Heliocentric Trajectories#
In this section, we will discuss the heliocentric trajectory portion of the method of patched conics. There are three primary results of the calculation of the heliocentric trajectory:
The required spacecraft velocity at the edge of the initial planet’s sphere of influence, such that it is placed on the appropriate transfer trajectory
The spacecraft velocity at arrival to the final planet’s orbit around the Sun
The timing of the transfer
The third result will be discussed in the next section. Essentially, it determines when the spacecraft should depart the initial planet so that it arrives at the final planet’s orbit in the same location as the final planet.
In this section, we’ll present a simplified method of analysis to calculate the transfer trajectory velocities. This will allow us to determine the required \(\Delta v\)s at the departure and arrival planets.

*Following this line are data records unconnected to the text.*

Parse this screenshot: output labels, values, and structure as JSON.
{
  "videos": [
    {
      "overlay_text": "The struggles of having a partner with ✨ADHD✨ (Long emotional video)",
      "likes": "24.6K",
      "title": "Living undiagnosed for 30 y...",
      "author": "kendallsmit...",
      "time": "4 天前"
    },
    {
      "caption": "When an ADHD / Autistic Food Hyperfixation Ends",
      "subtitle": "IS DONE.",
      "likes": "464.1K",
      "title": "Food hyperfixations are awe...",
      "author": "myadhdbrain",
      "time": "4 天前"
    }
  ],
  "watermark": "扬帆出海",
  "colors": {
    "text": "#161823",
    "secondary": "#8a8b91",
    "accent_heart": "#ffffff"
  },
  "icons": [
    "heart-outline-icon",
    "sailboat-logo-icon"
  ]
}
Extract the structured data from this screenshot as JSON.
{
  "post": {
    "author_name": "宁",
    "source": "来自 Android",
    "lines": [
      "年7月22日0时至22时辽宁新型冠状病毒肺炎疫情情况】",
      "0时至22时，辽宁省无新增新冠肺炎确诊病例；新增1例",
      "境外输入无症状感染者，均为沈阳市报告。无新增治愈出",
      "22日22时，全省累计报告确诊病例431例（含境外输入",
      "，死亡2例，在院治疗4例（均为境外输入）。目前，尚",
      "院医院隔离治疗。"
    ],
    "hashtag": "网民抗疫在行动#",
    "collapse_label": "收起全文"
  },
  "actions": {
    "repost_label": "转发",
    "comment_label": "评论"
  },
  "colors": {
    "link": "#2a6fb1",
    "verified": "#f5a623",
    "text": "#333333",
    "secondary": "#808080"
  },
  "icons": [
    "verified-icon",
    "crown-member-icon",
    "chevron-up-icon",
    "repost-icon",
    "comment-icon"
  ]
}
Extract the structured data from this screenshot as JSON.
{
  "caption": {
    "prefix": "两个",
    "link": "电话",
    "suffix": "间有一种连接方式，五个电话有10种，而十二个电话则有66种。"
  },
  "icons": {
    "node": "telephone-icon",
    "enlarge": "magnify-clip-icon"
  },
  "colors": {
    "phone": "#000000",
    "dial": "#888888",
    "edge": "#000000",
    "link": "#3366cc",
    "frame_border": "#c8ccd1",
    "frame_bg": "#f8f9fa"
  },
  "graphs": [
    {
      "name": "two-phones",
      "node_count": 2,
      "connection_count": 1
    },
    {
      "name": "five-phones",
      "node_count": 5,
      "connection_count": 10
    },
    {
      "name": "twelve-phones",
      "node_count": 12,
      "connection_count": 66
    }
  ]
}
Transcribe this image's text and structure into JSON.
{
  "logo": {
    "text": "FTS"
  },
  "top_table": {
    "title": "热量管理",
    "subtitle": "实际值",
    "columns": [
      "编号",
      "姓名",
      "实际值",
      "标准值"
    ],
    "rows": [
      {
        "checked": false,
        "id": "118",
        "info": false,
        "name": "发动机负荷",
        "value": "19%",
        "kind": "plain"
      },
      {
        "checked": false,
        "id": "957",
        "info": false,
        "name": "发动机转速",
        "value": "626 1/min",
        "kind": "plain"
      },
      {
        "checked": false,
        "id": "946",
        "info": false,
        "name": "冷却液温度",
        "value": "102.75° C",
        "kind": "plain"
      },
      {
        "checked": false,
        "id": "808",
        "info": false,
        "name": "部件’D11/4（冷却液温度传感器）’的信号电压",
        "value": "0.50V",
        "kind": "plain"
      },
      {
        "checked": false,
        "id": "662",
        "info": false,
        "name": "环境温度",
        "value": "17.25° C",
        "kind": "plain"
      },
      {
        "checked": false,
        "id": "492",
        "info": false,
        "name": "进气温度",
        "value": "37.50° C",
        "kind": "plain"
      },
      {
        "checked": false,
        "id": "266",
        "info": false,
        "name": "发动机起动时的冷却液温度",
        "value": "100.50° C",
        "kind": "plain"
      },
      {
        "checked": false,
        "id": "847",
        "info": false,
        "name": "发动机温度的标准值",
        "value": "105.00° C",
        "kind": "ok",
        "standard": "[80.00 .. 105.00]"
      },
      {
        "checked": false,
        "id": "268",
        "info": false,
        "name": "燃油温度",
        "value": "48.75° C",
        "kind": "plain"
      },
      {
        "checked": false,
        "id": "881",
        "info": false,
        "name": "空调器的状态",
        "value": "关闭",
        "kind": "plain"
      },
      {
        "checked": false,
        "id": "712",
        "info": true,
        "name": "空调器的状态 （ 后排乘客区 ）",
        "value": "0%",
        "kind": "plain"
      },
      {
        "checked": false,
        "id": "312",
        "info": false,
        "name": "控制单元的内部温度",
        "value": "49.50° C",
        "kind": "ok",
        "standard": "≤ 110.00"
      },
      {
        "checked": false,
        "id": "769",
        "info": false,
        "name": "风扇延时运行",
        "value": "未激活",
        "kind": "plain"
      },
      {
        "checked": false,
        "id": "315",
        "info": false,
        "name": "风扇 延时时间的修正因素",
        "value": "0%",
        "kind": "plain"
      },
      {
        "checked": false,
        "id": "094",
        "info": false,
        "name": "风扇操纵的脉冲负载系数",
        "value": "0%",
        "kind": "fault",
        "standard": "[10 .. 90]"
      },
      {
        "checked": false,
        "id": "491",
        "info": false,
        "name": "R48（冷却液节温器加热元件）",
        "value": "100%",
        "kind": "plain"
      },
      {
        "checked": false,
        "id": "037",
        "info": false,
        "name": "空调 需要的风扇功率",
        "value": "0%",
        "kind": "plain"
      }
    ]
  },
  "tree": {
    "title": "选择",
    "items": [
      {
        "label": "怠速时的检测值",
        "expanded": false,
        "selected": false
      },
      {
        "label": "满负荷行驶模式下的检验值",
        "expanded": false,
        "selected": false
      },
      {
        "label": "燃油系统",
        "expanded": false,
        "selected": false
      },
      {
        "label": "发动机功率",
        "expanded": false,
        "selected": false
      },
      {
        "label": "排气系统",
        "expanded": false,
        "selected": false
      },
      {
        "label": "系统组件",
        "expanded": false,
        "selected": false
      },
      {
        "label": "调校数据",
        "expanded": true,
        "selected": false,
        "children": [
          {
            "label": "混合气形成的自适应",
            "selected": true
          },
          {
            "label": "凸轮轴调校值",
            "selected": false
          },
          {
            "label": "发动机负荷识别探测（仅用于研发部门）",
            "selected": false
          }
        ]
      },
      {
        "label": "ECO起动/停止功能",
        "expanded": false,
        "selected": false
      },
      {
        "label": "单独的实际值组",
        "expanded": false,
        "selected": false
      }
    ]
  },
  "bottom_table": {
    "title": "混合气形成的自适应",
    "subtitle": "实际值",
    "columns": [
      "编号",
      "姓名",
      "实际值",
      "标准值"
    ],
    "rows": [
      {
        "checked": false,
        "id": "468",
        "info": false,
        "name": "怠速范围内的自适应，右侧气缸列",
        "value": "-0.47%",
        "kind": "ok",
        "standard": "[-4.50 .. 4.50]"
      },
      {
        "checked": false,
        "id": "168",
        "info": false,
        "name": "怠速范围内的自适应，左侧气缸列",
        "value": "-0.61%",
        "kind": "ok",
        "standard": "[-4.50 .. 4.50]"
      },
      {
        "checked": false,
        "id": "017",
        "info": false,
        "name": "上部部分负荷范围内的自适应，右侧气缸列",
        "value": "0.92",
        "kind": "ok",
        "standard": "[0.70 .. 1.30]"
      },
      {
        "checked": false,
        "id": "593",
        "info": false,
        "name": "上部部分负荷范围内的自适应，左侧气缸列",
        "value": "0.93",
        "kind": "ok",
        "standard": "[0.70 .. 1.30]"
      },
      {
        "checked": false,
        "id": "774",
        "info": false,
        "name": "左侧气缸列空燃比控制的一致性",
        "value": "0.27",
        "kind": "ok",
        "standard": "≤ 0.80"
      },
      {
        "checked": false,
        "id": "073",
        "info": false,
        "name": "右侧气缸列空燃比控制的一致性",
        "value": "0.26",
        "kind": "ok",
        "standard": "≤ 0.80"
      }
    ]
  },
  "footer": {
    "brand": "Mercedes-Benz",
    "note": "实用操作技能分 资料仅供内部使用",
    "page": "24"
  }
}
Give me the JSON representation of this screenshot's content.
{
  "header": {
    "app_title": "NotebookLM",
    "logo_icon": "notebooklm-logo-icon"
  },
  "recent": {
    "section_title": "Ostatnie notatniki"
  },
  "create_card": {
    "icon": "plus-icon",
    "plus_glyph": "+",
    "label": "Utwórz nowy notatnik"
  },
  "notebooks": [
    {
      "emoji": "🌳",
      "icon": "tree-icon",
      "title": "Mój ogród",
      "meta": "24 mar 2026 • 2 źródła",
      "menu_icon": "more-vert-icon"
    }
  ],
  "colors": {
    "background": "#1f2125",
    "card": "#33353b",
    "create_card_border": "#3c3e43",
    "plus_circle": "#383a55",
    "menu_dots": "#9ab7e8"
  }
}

Trajectory Velocity Requirement#
In general, any trajectory that intersects the initial and final orbit can be used for an interplanetary transfer, just as for transfers in the same gravitational field. The particular transfer trajectory chosen will depend on the requirement for the mission duration and the available propellant mass, as well as the available launch windows.
However, the Hohmann transfer is still the most efficient transfer, so it is a useful basis for comparison to other trajectories. Recall that in the Hohmann transfer, the velocity vectors of the spacecraft at departure and arrival are parallel to the initial and final orbits, and that the transfer is made of 180° of an ellipse.
To calculate the orbital parameters for a transfer, we will simplify the calculations with three assumptions:
All the planetary orbits are coplanar. With the exceptions of Mercury and Pluto, the orbital inclinations of the planets range from 0° for Earth to 3.4° for Venus, as shown in Table 10.
The planetary orbits are circular. Again with the exceptions of Mercury and Pluto, the eccentricities of the planets’ orbits range from 6.7×10-3 for Venus to 9.3×10-2, as shown in Table 10.
The radius of the circular orbit is equal to the mean semimajor axis of the orbit. The semimajor axis can be found in Table 10.
With these three assumptions, the calculation of the required velocities can be completed by the methods discussed in Hohmann Transfer and Non-Hohmann Transfers with a Common Apse Line.
The value for the gravitational parameter \(\mu\) must be the value for the sun, \(\mu_{\text{Sun}} =\) 1.32712×1011 km3/s2.
Example: Neptune–Venus Hohmann Transfer#
A spacecraft will complete a Hohmann transfer from Neptune to Venus. Calculate the required \(\Delta v\) and the total transfer time.
As with the single-planet Hohmann transfer, there are multiple approaches to computing the required velocities. We will start by calculating the orbital velocities of the two planets. Any objects in the same orbit about the Sun must have the same velocity.
The spacecraft will start on the same orbit as Neptune, with Neptune’s orbital velocity, before providing an impulse to get onto the transfer orbit. Upon reaching Venus’s orbit, the spacecraft will provide another impulse to change its velocity to match Venus’s orbital velocity.
The value for \(\mu_{\text{Sun}}\) comes from Table 8 and the orbital radii for the planets are assumed to be equal to the semimajor axes given in Table 10.
import math as m
mu = 1.32712E11 # km**3/s**2
r_1 = 4.53239E9 # km
r_2 = 1.08209E8 # km
v_1 = m.sqrt(mu / r_1)
v_2 = m.sqrt(mu / r_2)
This gives orbital velocities of \(v_1 =\) 5.411 km/s for Neptune and \(v_2 =\) 35.021 km/s for Venus. These match the values from Table 10, as expected.
Next, we’ll use the orbital energy of the transfer orbit to determine the velocities at aphelion and perihelion of the transfer orbit.
a_t = (r_1 + r_2) / 2
E_t = - mu / (2 * a_t)
v_t1 = m.sqrt(2 * (E_t + mu / r_1))
v_t2 = m.sqrt(2 * (E_t + mu / r_2))
The velocities on the transfer orbit are \(v_{t,1} =\) 1.169 km/s at depature from Neptune and \(v_{t,2} =\) 48.946 km/s at arrival at Venus. Finally, the total \(\Delta v\) is found by the sum of the \(\Delta v\) at each end of the transfer orbit. We can also calculate the transfer time from the semimajor axis.
Delta_v = abs(v_t1 - v_1) + abs(v_t2 - v_2)
t_12 = m.pi / m.sqrt(mu) * a_t**(3/2)
The results are \(\Delta v =\) 18.168 km/s and \(t_{12} =\) 30.564 years.